LeX est la première à hausser les épaules avec détachement. Hannibal penche la tête sur le côté comme s'il n'avait même pas compris la question. Pour ma part, je prie pour que la façon dont je regarde autour de moi passe pour de la nonchalance.
— Comme si tu t'amusais jamais… fait remarquer Oscar à son frère, essayant de détendre un peu l'atmosphère, jusqu'ici plutôt tendue quand même.
— Quand même, il répond avec un léger hochement de tête impressionné.
— Bon, maintenant que tu es satisfait du pedigree des gens que je t'amène pour nous aider, est-ce que tu peux nous mettre au courant de ce qui se passe ? demande Oz en posant sa main sur son épaule, pour être sûre d'avoir son attention.
— J'ai pas trop le choix, si ?
Je n'arrive pas à déterminer s'il doit réellement faire un effort pour nous accepter ou bien se rebelle plus pour la forme qu'autre chose. Dans l'ensemble, il paraît jusqu'ici plutôt sur les nerfs, ce qui n'a rien d'étonnant étant donné la situation, mais à part ça, il dissimule très bien son jeu.
— Pas vraiment, non, confirme sa sœur, avec l'ombre d'un sourire, disposant des mêmes compétences d'ambivalence que lui.
— Installez-vous où vous pouvez, nous propose alors Scott, avec un large geste en direction de l'espace salon, effectivement pour le moins encombré.
— Classique, souffle Oscar entre ses dents pendant que son cadet essaye de faire de la place pour tout le monde.
Le sourire de la grande brune, bien que discret, n'est pas en accord avec son ton de réprimande. Elle est clairement plus que ravie d'avoir retrouvé son petit frère, à la façon dont elle regarde ce dernier s'affairer à rassembler tout ce qui s'apparente à un document quelconque sur la table basse, et tout ce qui tient plus du détritus sous son bras, non sans pester dans son fond de barbe. Ce que j'ai déjà perçu quand elle parlait de ses frères n'est rien en comparaison de ce qu'elle ressent à être auprès de l'un d'eux. Je souris à mon tour, content qu'elle se sente mieux que tout à l'heure dans les égouts, puis vais m'asseoir avec les autres, avant qu'elle ne me remarque.
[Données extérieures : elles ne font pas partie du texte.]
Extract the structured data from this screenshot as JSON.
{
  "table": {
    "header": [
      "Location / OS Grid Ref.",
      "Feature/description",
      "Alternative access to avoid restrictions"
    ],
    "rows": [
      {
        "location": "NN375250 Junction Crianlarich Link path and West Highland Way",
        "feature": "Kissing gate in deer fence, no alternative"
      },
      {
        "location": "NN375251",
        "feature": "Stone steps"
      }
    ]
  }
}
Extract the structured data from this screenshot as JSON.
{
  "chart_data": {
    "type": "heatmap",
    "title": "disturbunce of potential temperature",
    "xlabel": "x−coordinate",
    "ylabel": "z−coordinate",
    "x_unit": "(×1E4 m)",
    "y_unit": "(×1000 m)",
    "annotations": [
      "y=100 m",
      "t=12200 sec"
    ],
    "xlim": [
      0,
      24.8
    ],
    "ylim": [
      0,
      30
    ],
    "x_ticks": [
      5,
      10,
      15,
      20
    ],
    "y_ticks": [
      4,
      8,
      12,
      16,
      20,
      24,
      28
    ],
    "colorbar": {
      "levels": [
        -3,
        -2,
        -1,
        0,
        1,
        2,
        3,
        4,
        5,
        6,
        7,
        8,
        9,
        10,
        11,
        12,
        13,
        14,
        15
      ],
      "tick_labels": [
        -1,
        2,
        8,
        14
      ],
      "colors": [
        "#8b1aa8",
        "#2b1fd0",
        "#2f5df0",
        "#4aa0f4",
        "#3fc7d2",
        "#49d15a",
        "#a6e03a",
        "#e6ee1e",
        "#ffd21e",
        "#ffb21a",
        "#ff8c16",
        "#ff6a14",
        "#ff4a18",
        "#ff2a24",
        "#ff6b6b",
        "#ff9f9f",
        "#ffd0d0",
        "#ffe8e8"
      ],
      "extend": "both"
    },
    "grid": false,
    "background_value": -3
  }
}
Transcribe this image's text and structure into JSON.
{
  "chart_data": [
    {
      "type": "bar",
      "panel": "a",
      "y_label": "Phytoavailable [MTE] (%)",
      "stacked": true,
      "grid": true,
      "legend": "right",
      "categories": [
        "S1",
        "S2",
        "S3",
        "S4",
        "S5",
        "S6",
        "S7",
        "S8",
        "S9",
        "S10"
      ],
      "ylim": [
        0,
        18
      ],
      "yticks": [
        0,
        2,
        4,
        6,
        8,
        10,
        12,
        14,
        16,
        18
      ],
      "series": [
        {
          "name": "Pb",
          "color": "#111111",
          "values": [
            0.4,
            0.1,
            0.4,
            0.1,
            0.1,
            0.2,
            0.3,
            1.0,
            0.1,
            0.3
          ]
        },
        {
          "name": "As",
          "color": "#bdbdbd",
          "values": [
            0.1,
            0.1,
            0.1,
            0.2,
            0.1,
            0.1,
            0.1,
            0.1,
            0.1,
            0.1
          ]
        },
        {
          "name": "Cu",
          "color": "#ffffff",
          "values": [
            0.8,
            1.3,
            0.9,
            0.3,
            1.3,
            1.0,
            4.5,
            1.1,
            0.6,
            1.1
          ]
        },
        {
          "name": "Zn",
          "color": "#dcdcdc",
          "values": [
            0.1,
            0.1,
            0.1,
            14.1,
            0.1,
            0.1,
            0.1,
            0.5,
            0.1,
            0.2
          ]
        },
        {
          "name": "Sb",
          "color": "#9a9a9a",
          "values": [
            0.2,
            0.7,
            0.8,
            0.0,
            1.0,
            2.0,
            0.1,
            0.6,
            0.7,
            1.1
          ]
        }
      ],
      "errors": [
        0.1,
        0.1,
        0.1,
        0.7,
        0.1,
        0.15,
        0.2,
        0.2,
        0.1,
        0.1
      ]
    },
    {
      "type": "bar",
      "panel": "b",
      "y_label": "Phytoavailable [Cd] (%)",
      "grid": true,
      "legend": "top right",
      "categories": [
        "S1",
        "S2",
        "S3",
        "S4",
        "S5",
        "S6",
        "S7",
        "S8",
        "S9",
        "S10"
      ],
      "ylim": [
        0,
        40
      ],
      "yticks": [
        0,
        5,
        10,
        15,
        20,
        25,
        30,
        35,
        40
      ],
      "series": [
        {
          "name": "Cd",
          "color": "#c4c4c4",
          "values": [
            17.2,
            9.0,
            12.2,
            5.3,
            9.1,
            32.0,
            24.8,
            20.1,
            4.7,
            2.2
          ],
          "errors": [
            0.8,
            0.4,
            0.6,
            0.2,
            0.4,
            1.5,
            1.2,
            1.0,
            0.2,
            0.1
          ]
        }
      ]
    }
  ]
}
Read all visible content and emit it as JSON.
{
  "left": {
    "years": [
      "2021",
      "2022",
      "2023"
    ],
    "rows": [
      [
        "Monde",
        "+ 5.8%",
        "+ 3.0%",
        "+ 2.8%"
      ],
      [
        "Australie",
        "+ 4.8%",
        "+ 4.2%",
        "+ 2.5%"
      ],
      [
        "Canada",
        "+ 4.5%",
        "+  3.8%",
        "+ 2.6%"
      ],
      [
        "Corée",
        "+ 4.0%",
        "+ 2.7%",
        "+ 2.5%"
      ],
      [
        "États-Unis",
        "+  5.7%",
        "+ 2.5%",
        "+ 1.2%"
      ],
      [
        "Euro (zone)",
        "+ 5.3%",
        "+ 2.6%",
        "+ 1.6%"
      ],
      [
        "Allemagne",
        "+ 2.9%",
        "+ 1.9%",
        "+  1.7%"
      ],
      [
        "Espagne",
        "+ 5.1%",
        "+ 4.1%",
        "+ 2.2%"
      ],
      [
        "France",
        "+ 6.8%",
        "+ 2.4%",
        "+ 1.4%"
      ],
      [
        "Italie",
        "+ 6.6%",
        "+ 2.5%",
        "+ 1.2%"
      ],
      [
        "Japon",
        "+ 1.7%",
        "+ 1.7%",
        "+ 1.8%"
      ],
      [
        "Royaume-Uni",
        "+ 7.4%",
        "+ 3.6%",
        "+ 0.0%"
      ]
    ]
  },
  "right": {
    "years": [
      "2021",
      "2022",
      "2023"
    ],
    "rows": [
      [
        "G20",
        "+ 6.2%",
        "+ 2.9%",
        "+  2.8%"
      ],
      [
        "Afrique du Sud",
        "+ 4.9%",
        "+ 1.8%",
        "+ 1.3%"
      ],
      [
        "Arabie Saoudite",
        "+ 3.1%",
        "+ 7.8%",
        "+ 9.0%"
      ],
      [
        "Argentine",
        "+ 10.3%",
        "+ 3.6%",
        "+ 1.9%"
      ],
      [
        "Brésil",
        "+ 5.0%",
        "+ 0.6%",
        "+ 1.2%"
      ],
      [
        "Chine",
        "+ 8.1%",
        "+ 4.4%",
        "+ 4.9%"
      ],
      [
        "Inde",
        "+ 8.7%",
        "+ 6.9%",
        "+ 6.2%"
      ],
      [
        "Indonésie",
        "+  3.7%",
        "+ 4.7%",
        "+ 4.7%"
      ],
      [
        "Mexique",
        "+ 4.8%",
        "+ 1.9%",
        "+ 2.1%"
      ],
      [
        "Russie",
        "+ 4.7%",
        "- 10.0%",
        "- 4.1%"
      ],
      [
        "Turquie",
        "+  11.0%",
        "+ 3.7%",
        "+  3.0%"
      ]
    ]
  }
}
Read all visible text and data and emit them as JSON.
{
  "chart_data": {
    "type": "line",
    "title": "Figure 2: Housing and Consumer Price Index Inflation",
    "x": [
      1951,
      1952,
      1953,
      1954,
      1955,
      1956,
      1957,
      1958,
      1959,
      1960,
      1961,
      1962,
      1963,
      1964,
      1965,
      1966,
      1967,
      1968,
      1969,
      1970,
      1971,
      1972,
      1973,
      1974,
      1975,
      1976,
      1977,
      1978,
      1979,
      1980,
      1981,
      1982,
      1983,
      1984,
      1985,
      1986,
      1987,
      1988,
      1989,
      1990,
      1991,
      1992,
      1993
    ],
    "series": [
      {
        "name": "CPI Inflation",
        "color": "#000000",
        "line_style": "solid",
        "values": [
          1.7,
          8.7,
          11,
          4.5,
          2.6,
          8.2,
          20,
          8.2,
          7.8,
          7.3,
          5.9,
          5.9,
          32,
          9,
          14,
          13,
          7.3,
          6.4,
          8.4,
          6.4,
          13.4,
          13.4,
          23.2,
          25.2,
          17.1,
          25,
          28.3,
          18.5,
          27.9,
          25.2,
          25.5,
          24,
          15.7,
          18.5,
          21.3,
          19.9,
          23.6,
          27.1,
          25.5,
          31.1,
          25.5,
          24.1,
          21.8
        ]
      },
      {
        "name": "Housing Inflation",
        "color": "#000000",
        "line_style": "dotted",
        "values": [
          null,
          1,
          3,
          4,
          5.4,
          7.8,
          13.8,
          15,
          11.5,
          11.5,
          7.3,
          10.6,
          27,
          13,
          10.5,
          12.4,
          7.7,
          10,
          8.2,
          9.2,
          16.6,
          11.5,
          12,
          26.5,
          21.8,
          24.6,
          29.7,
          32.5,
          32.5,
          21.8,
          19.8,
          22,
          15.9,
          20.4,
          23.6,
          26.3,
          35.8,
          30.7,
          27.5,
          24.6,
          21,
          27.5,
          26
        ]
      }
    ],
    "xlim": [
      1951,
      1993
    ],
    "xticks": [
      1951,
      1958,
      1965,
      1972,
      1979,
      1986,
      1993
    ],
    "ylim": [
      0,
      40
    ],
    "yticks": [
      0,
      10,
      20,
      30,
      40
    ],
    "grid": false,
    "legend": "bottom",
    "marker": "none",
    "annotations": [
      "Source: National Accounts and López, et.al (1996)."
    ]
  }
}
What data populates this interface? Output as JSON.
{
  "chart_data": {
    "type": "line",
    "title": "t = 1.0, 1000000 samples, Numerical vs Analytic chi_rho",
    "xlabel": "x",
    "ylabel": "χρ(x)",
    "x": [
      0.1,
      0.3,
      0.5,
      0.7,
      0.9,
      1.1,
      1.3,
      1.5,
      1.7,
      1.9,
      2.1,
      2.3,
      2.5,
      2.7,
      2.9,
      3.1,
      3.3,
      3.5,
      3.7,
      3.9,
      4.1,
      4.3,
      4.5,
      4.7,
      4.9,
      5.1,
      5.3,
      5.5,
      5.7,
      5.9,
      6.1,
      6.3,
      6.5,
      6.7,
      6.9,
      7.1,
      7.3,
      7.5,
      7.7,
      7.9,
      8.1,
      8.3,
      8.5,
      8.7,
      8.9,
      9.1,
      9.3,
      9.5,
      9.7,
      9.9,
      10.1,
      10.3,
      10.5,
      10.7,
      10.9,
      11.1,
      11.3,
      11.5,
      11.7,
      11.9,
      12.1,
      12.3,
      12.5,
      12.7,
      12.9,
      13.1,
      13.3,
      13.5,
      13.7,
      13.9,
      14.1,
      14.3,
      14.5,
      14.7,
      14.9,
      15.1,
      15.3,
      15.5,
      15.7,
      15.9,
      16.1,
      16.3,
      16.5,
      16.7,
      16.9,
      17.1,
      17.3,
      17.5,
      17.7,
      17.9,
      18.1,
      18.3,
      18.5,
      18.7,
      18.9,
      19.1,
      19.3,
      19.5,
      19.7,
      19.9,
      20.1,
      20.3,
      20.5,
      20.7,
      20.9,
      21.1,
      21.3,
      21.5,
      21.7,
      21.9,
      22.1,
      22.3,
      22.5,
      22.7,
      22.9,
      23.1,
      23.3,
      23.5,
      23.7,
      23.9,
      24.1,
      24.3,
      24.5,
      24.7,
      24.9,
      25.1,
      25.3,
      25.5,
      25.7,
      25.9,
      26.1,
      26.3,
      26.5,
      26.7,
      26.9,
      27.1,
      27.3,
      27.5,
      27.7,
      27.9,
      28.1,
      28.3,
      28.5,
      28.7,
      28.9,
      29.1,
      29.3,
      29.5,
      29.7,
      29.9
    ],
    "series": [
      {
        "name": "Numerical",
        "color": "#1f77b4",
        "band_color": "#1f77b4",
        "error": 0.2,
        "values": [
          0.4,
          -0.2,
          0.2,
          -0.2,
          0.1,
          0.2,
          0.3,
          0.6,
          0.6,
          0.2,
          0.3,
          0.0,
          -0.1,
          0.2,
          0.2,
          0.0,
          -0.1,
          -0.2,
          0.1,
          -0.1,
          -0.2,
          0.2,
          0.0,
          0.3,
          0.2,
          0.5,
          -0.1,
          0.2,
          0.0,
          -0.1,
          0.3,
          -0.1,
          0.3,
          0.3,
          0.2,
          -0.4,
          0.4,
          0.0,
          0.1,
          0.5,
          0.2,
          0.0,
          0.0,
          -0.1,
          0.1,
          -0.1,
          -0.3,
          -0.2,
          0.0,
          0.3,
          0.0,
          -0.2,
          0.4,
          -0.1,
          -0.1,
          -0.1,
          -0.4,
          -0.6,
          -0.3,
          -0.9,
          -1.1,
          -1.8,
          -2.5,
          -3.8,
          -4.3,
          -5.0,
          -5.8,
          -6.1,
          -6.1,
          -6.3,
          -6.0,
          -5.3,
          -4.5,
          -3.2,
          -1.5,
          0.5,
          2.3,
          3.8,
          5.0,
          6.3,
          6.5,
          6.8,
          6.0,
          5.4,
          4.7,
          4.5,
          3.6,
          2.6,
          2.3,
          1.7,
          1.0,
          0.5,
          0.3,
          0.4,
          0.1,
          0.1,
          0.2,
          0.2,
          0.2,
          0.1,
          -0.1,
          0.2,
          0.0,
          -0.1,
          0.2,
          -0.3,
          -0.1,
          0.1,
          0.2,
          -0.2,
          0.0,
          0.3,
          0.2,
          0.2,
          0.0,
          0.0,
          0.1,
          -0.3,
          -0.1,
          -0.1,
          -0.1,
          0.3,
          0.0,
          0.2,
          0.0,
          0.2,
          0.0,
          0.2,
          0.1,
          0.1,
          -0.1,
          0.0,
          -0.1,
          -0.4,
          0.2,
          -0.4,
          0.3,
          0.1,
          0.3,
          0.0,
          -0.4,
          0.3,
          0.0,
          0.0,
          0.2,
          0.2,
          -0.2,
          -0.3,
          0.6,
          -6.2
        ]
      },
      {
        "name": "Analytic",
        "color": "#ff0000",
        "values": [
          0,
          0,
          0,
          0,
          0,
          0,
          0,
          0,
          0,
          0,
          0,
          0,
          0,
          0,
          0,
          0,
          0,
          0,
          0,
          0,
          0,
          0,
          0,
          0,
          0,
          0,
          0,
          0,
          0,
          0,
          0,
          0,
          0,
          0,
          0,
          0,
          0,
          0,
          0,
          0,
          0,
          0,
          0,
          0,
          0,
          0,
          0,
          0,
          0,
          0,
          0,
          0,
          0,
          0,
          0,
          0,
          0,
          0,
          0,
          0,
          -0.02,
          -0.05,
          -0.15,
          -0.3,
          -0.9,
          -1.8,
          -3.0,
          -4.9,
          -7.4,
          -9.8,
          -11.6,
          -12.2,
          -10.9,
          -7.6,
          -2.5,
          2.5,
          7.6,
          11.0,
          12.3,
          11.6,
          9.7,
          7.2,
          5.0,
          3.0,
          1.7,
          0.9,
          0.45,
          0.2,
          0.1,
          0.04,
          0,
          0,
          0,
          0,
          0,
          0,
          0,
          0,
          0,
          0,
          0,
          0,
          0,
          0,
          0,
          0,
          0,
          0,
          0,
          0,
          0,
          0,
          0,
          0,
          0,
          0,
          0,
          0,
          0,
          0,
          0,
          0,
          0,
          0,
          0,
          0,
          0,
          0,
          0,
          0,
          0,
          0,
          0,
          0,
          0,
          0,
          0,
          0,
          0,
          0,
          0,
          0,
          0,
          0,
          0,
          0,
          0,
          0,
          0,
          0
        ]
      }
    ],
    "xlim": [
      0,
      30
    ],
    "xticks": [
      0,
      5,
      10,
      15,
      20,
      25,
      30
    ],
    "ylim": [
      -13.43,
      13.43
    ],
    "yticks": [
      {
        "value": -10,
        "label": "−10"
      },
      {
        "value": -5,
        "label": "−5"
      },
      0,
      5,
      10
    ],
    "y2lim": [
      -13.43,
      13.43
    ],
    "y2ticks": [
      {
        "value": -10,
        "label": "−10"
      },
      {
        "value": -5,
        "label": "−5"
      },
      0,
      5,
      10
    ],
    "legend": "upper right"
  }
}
Le vieux canapé placé contre le mur, faisant face à la cuisine, accueille déjà Dwight et Hannibal, le premier ayant guidé le second. Je viens me mettre entre eux, ne laissant à LeX d'autre choix que de prendre place de l'autre côté de l'ange blond, sur l'accoudoir. Oscar prend le fauteuil près de la seule fenêtre de l'appartement, à gauche de LeX, tandis que son cadet vient finalement, après avoir déposé sa cargaison dans la poubelle, occuper celui en face d'elle de l'autre côté de la pièce, à la droite de Dwight. Puisqu'il est établi que nous nous apprêtons à préparer une évasion de prison, je me demande tout de même pourquoi je ne peux pas participer à une réunion autour d'une table basse sans que quelque chose de terrible ne s'ensuive, planifié lors de ladite réunion ou non.